Terlebih lagi, pahala yang mengalir atas keutamaan dari akhlak mulia akan dibawa sampai ke akhirat.
Oleh karena itu, tvOnenews.com akan membahas dan membagikan setidaknya ada 20 contoh akhlak mulia dalam Islam.

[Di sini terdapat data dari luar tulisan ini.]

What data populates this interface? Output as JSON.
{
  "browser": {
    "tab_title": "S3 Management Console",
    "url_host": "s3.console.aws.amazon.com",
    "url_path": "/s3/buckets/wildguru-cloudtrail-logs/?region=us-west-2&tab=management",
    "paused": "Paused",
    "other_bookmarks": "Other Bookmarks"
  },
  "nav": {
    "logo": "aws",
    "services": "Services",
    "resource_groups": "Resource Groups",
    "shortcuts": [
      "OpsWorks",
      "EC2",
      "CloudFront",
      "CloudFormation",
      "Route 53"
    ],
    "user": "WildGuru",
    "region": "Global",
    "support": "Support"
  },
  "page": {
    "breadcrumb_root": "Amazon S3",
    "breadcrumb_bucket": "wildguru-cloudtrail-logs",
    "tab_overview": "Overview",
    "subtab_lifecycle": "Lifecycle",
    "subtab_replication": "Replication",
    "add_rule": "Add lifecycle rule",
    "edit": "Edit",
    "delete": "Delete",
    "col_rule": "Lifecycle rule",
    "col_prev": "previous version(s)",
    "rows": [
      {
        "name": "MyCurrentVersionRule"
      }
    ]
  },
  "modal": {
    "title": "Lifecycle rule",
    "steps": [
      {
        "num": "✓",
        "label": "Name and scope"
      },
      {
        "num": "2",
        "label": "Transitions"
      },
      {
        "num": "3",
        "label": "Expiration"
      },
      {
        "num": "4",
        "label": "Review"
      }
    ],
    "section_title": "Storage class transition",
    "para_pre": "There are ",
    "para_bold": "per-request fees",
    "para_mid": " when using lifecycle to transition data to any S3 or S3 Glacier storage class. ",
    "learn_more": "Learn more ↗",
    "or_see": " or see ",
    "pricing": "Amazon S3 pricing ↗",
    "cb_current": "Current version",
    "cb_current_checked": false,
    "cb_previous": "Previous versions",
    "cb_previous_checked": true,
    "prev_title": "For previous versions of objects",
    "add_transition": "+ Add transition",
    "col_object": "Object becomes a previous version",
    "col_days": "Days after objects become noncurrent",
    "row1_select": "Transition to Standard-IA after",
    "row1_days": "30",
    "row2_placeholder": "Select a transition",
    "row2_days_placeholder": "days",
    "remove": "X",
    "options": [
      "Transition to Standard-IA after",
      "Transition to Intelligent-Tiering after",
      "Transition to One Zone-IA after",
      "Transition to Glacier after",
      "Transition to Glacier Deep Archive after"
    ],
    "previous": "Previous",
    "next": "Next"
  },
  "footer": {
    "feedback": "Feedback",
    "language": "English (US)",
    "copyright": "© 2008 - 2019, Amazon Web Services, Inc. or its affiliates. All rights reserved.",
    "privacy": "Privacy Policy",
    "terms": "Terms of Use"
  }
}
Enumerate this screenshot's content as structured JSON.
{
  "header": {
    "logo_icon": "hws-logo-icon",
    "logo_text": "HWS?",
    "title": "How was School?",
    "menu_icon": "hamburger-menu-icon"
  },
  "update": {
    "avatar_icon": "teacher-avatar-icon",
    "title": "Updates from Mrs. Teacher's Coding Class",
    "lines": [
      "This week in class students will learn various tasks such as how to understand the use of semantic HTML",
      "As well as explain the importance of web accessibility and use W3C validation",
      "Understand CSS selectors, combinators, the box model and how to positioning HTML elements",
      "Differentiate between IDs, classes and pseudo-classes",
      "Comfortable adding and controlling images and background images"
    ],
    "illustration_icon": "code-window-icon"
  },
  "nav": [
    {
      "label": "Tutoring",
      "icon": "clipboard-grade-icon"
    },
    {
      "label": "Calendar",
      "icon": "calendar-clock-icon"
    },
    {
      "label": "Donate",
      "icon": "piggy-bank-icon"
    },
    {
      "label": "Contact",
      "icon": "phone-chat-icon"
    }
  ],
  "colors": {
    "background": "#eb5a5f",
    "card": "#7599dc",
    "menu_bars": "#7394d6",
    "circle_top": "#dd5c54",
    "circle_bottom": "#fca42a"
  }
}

Jika menerapkan aspek tersebut, menjadi kunci menuju keridhaan Allah.
20 Contoh Akhlak Mulia dalam Islam

- iStockPhoto
Dilansir dari Quran Kementerian Agama RI dan berbagai sumber lainnya, umat Muslim bisa menerapkan 20 contoh akhlak mulia yang ditekankan dalam agama Islam sebagai berikut:
1. Jujur (Siddiq)
Kejujuran adalah fondasi kepercayaan. Allah memerintahkan untuk berkata benar dalam segala keadaan. Hal ini telah dijelaskan dalam Surat Al-Ahzab Ayat 70, Allah SWT berfirman:
يٰٓاَيُّهَا الَّذِيْنَ اٰمَنُوا اتَّقُوا اللّٰهَ وَقُوْلُوْا قَوْلًا سَدِيْدًاۙ
Artinya: "Wahai orang-orang yang beriman, bertakwalah kamu kepada Allah dan ucapkanlah perkataan yang benar." (QS. Al-Ahzab: 70).
2. Amanah
Salah satu bagian akhlak mulia adalah menjaga amanah sebagai bentuk tanda keimanan, Rasulullah SAW bersabda:
"Tidak beriman orang yang tidak bisa dipercaya." (HR. Ahmad, no. 12549).
3. Sabar
Sabar adalah kekuatan sejati, baik dalam musibah maupun ibadah, sebagaimana dalam keterangan dalil Al-Quran dari Surat Al-Baqarah Ayat 153, Allah SWT berfirman:
يٰٓاَيُّهَا الَّذِيْنَ اٰمَنُوا اسْتَعِيْنُوْا بِالصَّبْرِ وَالصَّلٰوةِ ۗ اِنَّ اللّٰهَ مَعَ الصّٰبِرِيْنَ
Artinya: "Wahai orang-orang yang beriman, mohonlah pertolongan (kepada Allah) dengan sabar dan shalat. Sesungguhnya Allah beserta orang-orang yang sabar." (QS. Al-Baqarah: 153).
4. Syukur
Umat Muslim wajib bersyukur atas kehidupan yang telah dijamin oleh-Nya. Perintah ini diabadikan dalam Surat Ibrahim Ayat 7, Allah SWT berfirman:
وَاِذْ تَاَذَّنَ رَبُّكُمْ لَىِٕنْ شَكَرْتُمْ لَاَزِيْدَنَّكُمْ وَلَىِٕنْ كَفَرْتُمْ اِنَّ عَذَابِيْ لَشَدِيْدٌ
Artinya: "(Ingatlah) ketika Tuhanmu memaklumkan, “Sesungguhnya jika kamu bersyukur, niscaya Aku akan menambah (nikmat) kepadamu, tetapi jika kamu mengingkari (nikmat-Ku), sesungguhnya azab-Ku benar-benar sangat keras." (QS. Ibrahim: 7).
5. Tawadhu’ (Rendah Hati)
Dalam Hadis Riwayat Imam Muslim Nomor 2588, rendah hati meningkatkan derajat seseorang di sisi Allah SWT. Dengan cara menanamkan kerendahan hati, maka sudah menerapkan akhlak mulia.
6. Ikhlas
Keikhlasan menjadi aspek terpenting dalam menerima keadaan apa pun. Terutama saat membicarakan tentang takdir harus ikhlas agar mendapat ridho dari Allah SWT.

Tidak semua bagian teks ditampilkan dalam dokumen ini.